Jesus in our time – 16
Book of Remarks Chapter 1, verses 9 through 13
And it came to pass in those days, Jesus came from Nazareth of Galilee, and was baptized by John at the Boise; and immediately coming up from the water, he saw the heavens dividing, and the Spirit as a dove coming down upon him; and a voice came out of the heavens, “Why are you here, in a hazily-remembered Boise Summer of 2006, sloppily pasted onto the 2024 US presidential election? Aren’t you needed elsewhere?”
And Jesus, his rubber water sandals and polyester octopus-print swim trunks submerged in a slow-flowing bend of the Boise River, arched his bare chest, arms stretched out open on either side, up to heaven, “You know what you’ve made of me! With all that publicity. I’m everywhere now, always working working working!” And then, straightening, his lithe musculature glinting in the summer sun, “Here you happen to find me in the writing oF Bartleby Willard, who only writes what he feels qualified to write.”
“Ah, yes, Bartleby Willard. A daydream of a daydream writing daydreams! Seems harmless enough. Their trouble begin when they start thinking themselves real, which they can’t help but confuse with Real.”
And immediately doth the Spirit put him forth to the wilderness, and he was there in the wilderness forty days, being tempted by the Adversary, and he was with the beasts, and the messengers were ministering to him.
And the Adversary, who didn’t want to win so much as to be hugged and told he was special and prized above the common crowd, tempted Jesus, saying, “If you’re God’s emissary on earth, then dissolve all governments and replace them with your wise council. Why let the little fools keep mucking things up with their silly prides and greeds?”
But Jesus, breathing the fresh air high up in the pines while a wide river gushed by, gurgling, tussling, tossing, slapping, and chug-a-lugging in his ears, mused — gently, longingly, his eyes wandering the silver white-flashing back of a moving river — :
Who hath meted out the Spirit of Jehovah. Who’s His counsellor, teaching Him!?
With whom consulted He? Whom learned He from? Who teacheth Him in the path of judgment? Who teacheth Him knowledge? Who the way of understanding causeth Him to know?
Lo, nations He reckons as a drop from a bucket, and as small dust on the balance; Lo, He taketh up isles as a little, tender thing.
And the forests of the Americas suffice not in wood nor in beasts, a burnt-offering to make before the Lord.
All the nations [are] as nothing before Him, Less than nothing and emptiness, They have been reckoned to Him.

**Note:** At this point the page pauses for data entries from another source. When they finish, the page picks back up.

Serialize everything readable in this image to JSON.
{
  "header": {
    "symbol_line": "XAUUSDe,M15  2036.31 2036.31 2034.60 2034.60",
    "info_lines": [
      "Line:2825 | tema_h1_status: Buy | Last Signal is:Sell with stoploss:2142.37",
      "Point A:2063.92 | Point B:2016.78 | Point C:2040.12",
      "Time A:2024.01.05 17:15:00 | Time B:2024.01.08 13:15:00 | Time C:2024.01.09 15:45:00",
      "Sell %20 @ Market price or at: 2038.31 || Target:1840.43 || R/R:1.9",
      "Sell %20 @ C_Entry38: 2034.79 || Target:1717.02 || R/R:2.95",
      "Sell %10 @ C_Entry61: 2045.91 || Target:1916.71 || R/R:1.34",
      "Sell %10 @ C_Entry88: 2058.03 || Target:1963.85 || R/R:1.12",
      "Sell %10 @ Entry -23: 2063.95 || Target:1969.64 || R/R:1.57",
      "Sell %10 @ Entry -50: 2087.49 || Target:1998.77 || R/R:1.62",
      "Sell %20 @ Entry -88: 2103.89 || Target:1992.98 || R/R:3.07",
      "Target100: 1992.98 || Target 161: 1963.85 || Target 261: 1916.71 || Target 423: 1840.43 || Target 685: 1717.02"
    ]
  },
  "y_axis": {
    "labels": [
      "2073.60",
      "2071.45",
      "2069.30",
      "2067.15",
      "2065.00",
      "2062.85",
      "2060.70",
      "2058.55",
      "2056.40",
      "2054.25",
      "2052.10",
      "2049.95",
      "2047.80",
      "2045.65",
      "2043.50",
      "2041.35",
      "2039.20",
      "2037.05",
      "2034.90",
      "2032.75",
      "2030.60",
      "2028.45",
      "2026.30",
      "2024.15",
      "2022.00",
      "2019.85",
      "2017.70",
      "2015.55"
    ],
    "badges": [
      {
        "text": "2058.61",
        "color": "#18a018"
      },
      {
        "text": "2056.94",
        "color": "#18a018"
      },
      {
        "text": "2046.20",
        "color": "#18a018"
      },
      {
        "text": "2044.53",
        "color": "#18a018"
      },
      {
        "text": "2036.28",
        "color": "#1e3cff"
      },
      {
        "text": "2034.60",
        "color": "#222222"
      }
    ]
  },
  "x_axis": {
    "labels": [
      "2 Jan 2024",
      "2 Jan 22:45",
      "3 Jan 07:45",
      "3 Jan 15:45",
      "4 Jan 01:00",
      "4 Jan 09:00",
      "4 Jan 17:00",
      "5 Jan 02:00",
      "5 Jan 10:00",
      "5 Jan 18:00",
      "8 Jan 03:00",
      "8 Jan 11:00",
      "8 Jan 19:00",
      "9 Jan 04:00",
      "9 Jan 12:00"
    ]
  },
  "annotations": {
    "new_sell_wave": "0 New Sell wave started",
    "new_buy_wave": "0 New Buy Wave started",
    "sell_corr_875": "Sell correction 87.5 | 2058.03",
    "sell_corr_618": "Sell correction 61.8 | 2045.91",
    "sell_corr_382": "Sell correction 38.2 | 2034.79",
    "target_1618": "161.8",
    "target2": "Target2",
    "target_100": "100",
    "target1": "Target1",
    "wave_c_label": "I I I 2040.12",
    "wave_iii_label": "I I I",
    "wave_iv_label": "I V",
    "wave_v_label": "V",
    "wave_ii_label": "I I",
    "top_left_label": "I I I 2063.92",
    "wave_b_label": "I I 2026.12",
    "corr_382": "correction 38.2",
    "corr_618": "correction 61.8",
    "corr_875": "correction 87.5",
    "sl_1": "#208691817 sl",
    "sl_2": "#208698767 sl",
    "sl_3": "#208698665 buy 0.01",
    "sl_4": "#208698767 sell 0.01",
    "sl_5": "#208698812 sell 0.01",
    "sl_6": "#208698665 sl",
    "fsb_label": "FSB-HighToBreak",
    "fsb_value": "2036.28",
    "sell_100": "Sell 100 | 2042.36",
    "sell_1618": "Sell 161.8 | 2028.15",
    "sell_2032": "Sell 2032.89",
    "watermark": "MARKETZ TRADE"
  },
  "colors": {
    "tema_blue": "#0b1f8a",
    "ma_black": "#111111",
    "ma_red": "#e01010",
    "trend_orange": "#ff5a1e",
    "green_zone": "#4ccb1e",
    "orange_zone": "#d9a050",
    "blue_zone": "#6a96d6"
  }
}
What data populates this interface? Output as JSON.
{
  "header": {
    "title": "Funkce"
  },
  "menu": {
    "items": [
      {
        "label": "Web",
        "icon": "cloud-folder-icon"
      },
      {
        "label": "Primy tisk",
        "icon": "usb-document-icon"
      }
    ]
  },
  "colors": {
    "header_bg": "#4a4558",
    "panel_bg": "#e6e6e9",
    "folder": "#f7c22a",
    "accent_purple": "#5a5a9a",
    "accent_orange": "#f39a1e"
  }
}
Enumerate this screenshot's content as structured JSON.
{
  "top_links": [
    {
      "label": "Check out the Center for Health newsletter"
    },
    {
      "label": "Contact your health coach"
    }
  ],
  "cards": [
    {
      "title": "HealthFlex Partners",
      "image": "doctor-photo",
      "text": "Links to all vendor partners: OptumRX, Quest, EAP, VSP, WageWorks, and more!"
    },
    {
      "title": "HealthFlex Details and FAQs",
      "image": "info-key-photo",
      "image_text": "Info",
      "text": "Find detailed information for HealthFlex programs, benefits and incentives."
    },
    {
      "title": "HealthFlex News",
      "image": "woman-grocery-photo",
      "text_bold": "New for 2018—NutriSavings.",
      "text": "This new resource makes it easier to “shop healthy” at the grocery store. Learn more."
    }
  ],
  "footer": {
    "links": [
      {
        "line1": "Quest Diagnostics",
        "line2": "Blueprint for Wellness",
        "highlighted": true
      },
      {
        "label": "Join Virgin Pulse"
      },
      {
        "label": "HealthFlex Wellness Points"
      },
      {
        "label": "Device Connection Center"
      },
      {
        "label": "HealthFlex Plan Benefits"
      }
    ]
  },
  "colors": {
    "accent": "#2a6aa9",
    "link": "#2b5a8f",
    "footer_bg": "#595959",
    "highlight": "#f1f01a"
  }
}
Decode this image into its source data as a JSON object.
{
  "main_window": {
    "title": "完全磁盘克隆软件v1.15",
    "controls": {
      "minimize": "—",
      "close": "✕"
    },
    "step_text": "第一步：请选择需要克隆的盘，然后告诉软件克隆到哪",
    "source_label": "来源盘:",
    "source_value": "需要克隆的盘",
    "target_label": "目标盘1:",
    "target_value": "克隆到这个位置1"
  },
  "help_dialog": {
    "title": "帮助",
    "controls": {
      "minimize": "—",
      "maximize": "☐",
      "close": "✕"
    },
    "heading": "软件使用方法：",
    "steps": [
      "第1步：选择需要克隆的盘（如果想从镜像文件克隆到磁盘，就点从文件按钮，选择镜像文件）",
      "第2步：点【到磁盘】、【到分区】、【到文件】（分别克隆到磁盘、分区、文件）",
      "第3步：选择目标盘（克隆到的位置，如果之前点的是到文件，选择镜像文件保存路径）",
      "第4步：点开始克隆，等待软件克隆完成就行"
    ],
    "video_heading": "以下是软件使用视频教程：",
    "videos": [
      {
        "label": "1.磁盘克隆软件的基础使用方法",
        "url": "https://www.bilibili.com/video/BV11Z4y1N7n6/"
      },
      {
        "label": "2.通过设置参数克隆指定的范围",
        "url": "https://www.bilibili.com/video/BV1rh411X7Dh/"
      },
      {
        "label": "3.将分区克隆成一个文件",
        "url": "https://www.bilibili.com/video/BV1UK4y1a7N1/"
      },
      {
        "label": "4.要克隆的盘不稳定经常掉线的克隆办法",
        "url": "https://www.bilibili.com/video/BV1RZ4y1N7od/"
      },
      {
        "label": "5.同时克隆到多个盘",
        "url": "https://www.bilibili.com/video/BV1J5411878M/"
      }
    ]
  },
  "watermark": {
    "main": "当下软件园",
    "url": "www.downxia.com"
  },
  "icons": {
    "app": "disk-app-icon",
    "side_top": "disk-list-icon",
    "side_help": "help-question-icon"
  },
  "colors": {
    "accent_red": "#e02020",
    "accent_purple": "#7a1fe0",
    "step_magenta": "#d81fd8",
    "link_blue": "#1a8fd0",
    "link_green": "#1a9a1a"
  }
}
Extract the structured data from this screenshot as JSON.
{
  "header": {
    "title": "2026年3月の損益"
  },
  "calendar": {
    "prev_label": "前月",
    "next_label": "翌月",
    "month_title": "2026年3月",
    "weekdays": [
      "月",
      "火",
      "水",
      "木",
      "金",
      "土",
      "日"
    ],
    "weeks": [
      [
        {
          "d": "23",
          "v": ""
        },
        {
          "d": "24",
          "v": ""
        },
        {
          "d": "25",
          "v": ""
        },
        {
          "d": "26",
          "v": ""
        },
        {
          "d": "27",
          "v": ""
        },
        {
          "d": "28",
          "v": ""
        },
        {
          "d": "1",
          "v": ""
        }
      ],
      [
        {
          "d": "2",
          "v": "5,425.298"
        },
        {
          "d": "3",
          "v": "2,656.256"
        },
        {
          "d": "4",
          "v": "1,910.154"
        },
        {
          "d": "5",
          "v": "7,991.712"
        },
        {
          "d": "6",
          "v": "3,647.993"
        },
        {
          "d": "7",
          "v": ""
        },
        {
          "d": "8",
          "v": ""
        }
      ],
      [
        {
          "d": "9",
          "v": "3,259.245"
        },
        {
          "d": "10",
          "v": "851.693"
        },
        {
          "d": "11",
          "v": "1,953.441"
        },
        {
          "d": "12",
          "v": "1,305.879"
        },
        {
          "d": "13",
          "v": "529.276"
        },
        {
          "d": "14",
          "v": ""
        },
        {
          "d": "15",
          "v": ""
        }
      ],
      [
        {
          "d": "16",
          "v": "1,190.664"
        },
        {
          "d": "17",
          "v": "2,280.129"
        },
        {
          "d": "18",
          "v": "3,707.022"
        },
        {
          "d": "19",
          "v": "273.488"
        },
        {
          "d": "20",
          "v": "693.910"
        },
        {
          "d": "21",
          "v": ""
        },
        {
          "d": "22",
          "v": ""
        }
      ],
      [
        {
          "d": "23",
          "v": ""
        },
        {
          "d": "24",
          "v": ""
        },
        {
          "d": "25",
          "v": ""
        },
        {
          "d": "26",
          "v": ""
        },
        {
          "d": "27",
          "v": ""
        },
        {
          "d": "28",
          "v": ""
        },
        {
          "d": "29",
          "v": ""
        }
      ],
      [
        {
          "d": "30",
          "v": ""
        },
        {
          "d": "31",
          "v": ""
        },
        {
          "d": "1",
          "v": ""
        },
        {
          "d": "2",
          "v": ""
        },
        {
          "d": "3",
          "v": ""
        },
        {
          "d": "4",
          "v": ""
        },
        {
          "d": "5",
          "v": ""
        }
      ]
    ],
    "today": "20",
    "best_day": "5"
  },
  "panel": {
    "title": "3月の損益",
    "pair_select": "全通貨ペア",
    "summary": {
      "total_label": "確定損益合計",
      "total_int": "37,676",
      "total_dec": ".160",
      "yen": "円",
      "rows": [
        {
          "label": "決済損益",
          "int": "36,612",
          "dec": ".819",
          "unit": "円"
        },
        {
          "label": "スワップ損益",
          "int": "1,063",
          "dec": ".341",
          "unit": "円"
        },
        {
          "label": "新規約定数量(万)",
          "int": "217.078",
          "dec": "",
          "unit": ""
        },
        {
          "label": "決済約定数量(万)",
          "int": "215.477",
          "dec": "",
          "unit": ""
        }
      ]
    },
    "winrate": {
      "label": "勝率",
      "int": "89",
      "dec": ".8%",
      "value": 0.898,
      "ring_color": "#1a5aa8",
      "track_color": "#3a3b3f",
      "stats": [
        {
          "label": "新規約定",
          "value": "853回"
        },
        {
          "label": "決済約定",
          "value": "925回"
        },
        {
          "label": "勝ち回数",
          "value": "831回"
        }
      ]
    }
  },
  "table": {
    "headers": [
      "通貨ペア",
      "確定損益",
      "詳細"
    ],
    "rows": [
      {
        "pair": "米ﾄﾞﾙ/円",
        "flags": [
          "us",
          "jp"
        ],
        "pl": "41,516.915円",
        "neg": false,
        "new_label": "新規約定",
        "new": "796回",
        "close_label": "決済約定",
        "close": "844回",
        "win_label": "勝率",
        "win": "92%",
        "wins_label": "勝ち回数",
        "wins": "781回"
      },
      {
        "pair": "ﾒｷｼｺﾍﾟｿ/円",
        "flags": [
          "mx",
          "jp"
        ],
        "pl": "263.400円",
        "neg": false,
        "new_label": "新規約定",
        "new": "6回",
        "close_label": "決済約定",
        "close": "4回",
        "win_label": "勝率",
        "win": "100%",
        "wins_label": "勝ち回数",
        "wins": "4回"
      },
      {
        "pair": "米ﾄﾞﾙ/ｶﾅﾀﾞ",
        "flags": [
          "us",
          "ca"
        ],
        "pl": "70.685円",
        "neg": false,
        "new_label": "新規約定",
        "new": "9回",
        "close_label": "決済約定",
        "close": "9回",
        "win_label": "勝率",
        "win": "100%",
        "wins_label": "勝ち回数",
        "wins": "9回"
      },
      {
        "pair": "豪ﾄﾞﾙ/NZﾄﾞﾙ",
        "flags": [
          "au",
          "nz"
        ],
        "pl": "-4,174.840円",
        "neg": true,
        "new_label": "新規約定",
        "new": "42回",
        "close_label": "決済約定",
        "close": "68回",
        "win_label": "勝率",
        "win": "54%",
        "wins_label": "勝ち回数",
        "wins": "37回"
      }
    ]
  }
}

[Isiaih 40:13-17, starting with Young’s Literal Translation, but then fiddled around with]
And it came to pass, that the Adversary, grew tired of tempting Jesus, for his temptations tempted Jesus not at all, but he stood tall in the crisp pine- and river-scented, smiling calmly into the broad morning light, and his rebuttals were more like poems or little jokes than fights.
“This avails none. Let me wander off from here, a lifeless, soulless, empty husk, with no God anchoring my belly, no woman answering the call of my loins, no friend to hear the tumult of my shallow — lacking as it does the deep ocean of the eternal Light — mind and unmoored heart.”
But Jesus heard the Adversary’s very thoughts. They appeared over Jesus’s watching mind like lightning sparking, thunder booming, and black clouds bursting wind and water. And Jesus’s heart went out to the Adversary, and he turned and spoke these words:
“Not human, not creature, not worm or roach, nor even protozoa, nor even a virus, no, not a dead stone lacks the deep ocean of God’s eternal Light. How could you, rebellious though you’ve been and must remain for the time and space of this single little universe, be nothing but broken sticks and stretched cloths? Here, let us rent kayaks, that you might try to drown me while we together fight the rapids, enjoying in moments between your clumsy attacks and my deft parries, the fellowship of the journey through the sunlit spray and rapids-slapped stones.”
And they made a day of it high in the mountains a little beyond Boise town, not far at all if you have a car.